Upgrades are not pushovers, and you will definitely want to upgrade as often as possible as the skills they provide are veritable game changers. Some upgrades include allowing you to equip 2 specialists instead of 1, carry 3 weapons instead of 2, carry more ammo, get more health, so on and so forth. You see the cycle of things here? Complete challenges -> collect perks -> upgrade. It’s a simple system, but it’s something that allows players to play the way they want to if only because you’ll want to unlock as many upgrades as you can.
All things considered, playing through the actual content is simply fun. The map organically unravels as you explore and talk to citizens you save, with them pointing you to the location of that next outpost that you need to free or that side mission you’ll need to complete to open up more parts of the map. It feels like actual exploration and you get more points of interest as you collect information, just like how it would normally be in real life. The map is divided into 3 main areas, with each area having a TON of things to do and blow up into pieces. You liberate outposts and blow up key structures and roaming patrols just like before, there is no lack of things to do in Far Cry 5 and each objective is strategically placed so that you won’t have to travel too far to reach the next one. On my way to the next story mission, I’m always sidetracked because I cannot count how many times I’ve checked the map and said “oh this is pretty close by, I’ll swing by this outpost / objective / hunting spot”. If anything, I wish that the AI was a bit smarter, but it’s a minor gripe and something that you’ll overlook once you get into the groove of things.

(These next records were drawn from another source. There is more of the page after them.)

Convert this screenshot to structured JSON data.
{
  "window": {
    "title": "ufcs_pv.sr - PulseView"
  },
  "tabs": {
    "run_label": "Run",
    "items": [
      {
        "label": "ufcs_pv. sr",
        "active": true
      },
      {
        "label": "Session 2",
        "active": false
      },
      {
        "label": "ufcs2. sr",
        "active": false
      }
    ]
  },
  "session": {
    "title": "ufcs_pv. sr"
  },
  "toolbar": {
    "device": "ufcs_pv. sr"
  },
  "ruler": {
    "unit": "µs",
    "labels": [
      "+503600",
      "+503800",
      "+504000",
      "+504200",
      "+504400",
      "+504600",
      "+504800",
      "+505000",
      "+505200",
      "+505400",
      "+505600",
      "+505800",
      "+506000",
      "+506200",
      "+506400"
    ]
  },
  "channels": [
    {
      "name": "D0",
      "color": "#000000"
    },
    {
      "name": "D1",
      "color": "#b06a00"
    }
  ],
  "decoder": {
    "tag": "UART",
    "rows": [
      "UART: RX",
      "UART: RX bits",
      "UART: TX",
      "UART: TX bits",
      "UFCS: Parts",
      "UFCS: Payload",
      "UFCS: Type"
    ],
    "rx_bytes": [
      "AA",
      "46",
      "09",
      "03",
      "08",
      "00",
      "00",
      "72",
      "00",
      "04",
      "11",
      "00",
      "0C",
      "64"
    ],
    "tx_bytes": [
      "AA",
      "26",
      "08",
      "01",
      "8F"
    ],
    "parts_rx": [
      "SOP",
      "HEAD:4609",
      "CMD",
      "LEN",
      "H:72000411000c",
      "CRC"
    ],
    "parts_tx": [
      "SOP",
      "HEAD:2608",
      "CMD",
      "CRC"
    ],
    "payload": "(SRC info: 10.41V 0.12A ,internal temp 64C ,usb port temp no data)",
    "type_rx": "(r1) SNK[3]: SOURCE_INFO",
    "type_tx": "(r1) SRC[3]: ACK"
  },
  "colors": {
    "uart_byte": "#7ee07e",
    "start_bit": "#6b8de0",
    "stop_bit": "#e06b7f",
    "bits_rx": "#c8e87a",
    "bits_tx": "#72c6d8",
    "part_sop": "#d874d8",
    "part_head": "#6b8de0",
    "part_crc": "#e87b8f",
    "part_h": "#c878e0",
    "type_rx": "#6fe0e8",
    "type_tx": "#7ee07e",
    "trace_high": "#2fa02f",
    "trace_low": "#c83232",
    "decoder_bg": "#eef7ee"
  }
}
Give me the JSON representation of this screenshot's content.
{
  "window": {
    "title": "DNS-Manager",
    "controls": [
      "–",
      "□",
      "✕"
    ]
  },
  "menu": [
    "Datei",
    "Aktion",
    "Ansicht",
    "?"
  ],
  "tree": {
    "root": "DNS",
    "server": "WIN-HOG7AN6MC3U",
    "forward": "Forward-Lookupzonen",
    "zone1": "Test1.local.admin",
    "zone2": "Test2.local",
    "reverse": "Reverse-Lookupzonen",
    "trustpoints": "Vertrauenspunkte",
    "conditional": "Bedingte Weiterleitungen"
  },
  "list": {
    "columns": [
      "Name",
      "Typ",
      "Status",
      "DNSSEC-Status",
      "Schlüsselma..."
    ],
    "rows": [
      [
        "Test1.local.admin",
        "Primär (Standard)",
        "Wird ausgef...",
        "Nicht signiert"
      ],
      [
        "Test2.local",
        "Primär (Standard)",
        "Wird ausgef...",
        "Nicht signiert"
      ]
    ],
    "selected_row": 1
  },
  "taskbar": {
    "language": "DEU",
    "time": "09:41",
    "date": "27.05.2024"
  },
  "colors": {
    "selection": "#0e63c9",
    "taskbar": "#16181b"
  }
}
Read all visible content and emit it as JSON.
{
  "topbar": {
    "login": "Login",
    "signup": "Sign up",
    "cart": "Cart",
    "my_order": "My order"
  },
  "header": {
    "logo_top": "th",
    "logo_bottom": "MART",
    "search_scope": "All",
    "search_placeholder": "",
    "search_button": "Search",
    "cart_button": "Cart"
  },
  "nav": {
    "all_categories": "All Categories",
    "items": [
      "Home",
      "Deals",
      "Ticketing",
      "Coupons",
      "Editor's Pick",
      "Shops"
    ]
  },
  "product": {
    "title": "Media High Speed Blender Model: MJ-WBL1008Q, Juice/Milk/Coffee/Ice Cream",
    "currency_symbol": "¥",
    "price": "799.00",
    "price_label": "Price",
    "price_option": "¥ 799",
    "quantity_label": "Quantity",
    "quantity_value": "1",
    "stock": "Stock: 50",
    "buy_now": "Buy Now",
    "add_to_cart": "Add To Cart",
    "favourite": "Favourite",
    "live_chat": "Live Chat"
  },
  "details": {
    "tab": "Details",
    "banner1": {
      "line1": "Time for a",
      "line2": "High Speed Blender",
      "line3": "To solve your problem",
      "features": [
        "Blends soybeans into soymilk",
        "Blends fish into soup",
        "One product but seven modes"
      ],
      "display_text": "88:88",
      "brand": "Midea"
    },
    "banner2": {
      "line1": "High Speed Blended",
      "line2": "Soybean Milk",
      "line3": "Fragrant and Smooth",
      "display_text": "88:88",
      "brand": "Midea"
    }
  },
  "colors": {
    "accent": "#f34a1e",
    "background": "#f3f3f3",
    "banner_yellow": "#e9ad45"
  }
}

There is some sort of character customization feature that allows you to change some key features of your character (hair, face, gender, etc). It didn’t really make sense to add more since the game is in first person 99% of the time so that’s cool. What you can do is change outfits to one of the many options provided that is purely cosmetic. It’s a nice touch that I can honestly live without but it’s just nice to see that the option for that is present.
- Quests don’t feel boring even though the objectives are the usual “kill this” or “gather that”.
- Shooting feels great, very responsive and snappy.
- The unraveling of the game map feels very organic and natural.
- Quality of life improvements are very solid.
- PC version is well optimized, allowing smooth frame rates without breaking your rig.
- If you’re looking for a totally new experience, sorry, it’s still “Far Cry” at its core.
- AI is a bit shallow and predictable.
- Those damn skunks.
Final Verdict – 8.5/10
Far Cry 5 is a visual treat but, more than that, it takes the old tried-and-true formula that these types of open world games often have and presents it in a refreshing new light with some fantastic quality of life upgrades. While it is true when some say that when “you play a Ubisoft game, you’ve played ’em all”, Far Cry 5 has some tricks up its sleeve that will make the experience interesting enough. Honestly, Far Cry could really pass for a first person Assassins Creed, and you know what, that’s not such a bad thing because Origins was awesome! I’ll still probably give Far Cry 3 the title of best Far Cry game but 5 is easily up there along with it, so head on over to your nearest retailer because Montana needs saving!
Far Cry 5 is out now for the Sony Playstation 4, Xbox One, and PC!
*The review was done on the PC version from a review copy provided by the publisher.